Taco Tuesday


Man, if I had one of those things, it'd be so much easier to make tacos...


One of my great passions in life is free food. It just doesn’t get much better than a meal that you know you don’t have to pay for – and while in the long run there is supposedly no such thing as a free lunch, in the short term I am more than willing to attend your Campus Young Republicans for Christ meeting if there’s free pizza (preferably Papa John’s).

Almost as good as free food is ludicrously cheap food. Sure, you’re still spending money, but if you can feed yourself using only pocket change I’d say that you’re still doing pretty well (please note that this does not count if you eat the pocket change). IKEA is a pioneer in this field, thanks in part to their 50-cent hot dog, among other menu items. Sure, you may have just spent $20,000 on disassembled furniture with cute names* and the hot dog is probably made of hair and pig anus anyway, but still! Think of the savings!

*My desk chair is named Rutger. This is as close as I will ever get to realizing my dream of sitting on Rutger Hauer’s lap.

Free or cheap alcohol, as I have recently discovered, is also something to cherish. Booze costs a lot more than soda – most likely because the principal ingredients are more than high fructose corn syrup and seltzer water – but the experiences it provides last a lifetime. The problem is that far fewer campus organizations offer free alcohol as an incentive to attend their meetings (save for certain fraternities, but then you’re expected to put out).

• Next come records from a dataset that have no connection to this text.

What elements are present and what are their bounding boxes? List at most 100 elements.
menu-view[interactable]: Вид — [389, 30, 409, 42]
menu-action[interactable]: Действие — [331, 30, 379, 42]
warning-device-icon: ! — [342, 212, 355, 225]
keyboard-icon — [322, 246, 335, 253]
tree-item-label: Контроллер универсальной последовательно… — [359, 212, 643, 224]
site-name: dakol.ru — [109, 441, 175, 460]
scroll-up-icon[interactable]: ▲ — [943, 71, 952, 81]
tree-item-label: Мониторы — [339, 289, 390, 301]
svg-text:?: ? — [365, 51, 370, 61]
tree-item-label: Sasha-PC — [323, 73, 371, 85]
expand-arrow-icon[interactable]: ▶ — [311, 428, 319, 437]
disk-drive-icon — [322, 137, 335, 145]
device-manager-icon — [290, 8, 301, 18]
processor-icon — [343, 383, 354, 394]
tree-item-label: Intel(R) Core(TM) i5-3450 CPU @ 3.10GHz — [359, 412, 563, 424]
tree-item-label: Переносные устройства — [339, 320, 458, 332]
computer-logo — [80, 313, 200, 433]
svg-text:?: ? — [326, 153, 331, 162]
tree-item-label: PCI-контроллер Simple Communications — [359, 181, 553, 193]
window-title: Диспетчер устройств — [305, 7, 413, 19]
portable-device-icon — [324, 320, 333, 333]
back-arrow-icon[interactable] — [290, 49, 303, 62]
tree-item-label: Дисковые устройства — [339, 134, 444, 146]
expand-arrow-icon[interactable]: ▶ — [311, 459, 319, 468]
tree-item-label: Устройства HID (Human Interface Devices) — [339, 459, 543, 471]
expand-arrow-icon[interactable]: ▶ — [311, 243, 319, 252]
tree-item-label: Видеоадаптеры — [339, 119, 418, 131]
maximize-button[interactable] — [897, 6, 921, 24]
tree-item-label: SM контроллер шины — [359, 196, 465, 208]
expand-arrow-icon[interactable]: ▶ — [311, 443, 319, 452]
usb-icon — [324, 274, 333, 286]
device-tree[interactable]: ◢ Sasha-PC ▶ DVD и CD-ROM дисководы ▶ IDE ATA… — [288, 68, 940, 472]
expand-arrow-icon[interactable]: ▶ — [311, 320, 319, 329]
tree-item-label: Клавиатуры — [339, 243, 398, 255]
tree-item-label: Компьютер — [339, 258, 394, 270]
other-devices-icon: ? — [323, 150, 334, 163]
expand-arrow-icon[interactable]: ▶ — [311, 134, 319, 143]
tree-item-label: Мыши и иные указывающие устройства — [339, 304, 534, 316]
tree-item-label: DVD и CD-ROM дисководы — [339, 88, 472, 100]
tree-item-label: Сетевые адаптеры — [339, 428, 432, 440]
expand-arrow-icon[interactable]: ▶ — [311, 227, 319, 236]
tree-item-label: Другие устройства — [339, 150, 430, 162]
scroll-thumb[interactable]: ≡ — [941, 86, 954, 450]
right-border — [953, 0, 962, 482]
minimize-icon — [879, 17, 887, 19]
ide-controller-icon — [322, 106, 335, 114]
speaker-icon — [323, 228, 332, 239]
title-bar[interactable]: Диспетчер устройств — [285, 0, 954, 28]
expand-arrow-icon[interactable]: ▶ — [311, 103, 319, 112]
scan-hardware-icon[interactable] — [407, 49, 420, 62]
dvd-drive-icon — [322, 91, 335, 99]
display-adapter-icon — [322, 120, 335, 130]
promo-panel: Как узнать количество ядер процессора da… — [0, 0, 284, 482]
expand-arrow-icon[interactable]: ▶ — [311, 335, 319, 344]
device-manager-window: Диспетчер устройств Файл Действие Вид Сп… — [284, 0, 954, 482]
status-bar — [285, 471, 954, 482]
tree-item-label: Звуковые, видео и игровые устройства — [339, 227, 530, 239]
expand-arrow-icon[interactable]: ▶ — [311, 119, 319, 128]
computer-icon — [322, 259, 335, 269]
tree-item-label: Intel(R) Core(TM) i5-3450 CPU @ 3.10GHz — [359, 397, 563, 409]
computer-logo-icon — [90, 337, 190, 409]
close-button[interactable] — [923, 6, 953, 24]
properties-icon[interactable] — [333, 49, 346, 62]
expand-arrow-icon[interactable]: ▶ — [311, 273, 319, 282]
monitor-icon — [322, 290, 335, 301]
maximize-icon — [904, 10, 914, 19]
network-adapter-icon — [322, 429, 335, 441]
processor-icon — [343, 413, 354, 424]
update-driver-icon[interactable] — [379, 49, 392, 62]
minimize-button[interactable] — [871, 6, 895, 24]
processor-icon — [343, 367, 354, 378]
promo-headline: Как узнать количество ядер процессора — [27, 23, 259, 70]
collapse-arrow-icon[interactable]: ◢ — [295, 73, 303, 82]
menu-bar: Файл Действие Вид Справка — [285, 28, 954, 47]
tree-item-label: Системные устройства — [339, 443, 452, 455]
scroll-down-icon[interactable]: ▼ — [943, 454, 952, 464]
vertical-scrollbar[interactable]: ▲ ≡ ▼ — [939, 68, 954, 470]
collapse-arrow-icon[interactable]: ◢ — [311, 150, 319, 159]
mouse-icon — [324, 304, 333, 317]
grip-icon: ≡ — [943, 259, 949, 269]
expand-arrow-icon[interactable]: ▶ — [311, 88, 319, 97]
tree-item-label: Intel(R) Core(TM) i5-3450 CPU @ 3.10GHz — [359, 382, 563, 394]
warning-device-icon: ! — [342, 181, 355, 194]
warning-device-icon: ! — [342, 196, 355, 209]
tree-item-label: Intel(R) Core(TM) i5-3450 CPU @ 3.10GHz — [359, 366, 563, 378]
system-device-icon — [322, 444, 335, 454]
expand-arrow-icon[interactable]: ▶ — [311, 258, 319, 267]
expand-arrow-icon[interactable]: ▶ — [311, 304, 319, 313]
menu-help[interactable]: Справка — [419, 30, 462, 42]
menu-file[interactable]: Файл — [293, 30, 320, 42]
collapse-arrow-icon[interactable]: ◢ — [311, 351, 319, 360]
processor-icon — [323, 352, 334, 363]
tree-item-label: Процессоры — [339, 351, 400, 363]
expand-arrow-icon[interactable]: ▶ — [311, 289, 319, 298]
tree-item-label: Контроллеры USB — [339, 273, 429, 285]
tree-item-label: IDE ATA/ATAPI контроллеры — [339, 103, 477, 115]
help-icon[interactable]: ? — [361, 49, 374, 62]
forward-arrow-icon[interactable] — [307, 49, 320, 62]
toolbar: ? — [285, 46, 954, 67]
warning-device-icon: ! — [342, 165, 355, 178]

At the intersection of cheap booze and cheap liquor lies Taylor’s Bar and Grill, the campus watering hole right across the street from the University. Just as Optimus Prime can change from an ordinary truck into an awesome heroic robot, every Tuesday Taylor’s changes from an ordinary bar into an awesome heroic source of 50-cent tacos and $1 well drinks. Both, also, are from space.

It’s been painful these past few months, watching my over-21 friends go to Taylor’s on Tuesday nights sober and hungry and come home drunk and on the verge of vomiting up record numbers of tacos.* So many of my friends go to Taco Tuesday that Facebook is more or less a ghost town on Tuesdays from 9:00 until 11:00, after which it comes alive again with drunken status updates and embarrassing pictures.

*The current record in the Oregon Marching Band is 13 tacos in one night, set yesterday by our tiniest Asian. I challenge you, readers, to outdo him next week.

Last night was my first night at Taco Tuesday, and it definitely did a lot to wash out the bad taste left in my mouth by my negative bar experience in Salem last week. Sure, the drinks were mixed with the cheapest of alcohol and the taco meat was probably made of hair and cow anus, but seldom have I found both savings and Good Times in the same place at once.

My thoughts:

Amaretto and Coke is a really good drink. Yes, I know that it’s also traditionally what bridesmaids drink before getting knocked up by somebody’s cousin at a wedding reception, but did you ever consider that maybe they drink it because it’s delicious?

The salt/tequila/lime shot, on the other hand, did not live up to my expectations. I’d heard my parents talk about it and watched drunk girls try to figure out the steps at parties* - hell, it was in Caddyshack, for God’s sake, and if that doesn’t give something legitimacy, I don’t know what does. But all I got out of it – and hey, who knows, maybe I did it wrong – was three distinctly unpleasant tastes, followed by the gripping fear that I, like 80% of all people who consume tequila, would become violently ill.

*”So, wait… It’s lime, salt, tequila?”
“No, no, it’s tequila, lime, tequ- no, salt!”
“Maybe it’s salt, tequila, lime?”
“Yeah, let’s try that!”
“Okay, so it’s tequila, salt, lime?”
“No, wait, what are we doing?”

Karaoke could not exist without alcohol. I watched people get up on that stage who clearly knew that they had no business singing in front of people, but had been led to believe that maybe alcohol enhances your vocal cords (after all, it worked for Johnny Cash, Eric Clapton, Janis Joplin, Jimi Hendrix, Elvis…).

Dead Week is the best time to go to Taco Tuesday, because all the bros who would ordinarily be there are instead at home, desperately cramming in hopes of passing a couple of classes, whereas the rest of us have the time to go out and grab a drink or two before going home to desperately cram in hopes of passing a couple of classes.

Lines do not exist in bars. I learned this the hard way when I stood behind a guy waiting to order at the bar and then watched several other people walk up to the open spaces on my right and left and order ahead of me. There is no reason that a line wouldn’t exist at the bar – it would still serve the purpose of “first come, first served” – but it simply doesn’t. When it comes to alcohol, it’s every man for himself.

Lines DO exist in the bathroom, something that I also learned the hard way.

Truman Capps is going to find every bar in Eugene that offers cheap tacos on a certain night, and then he will reap the savings all week long.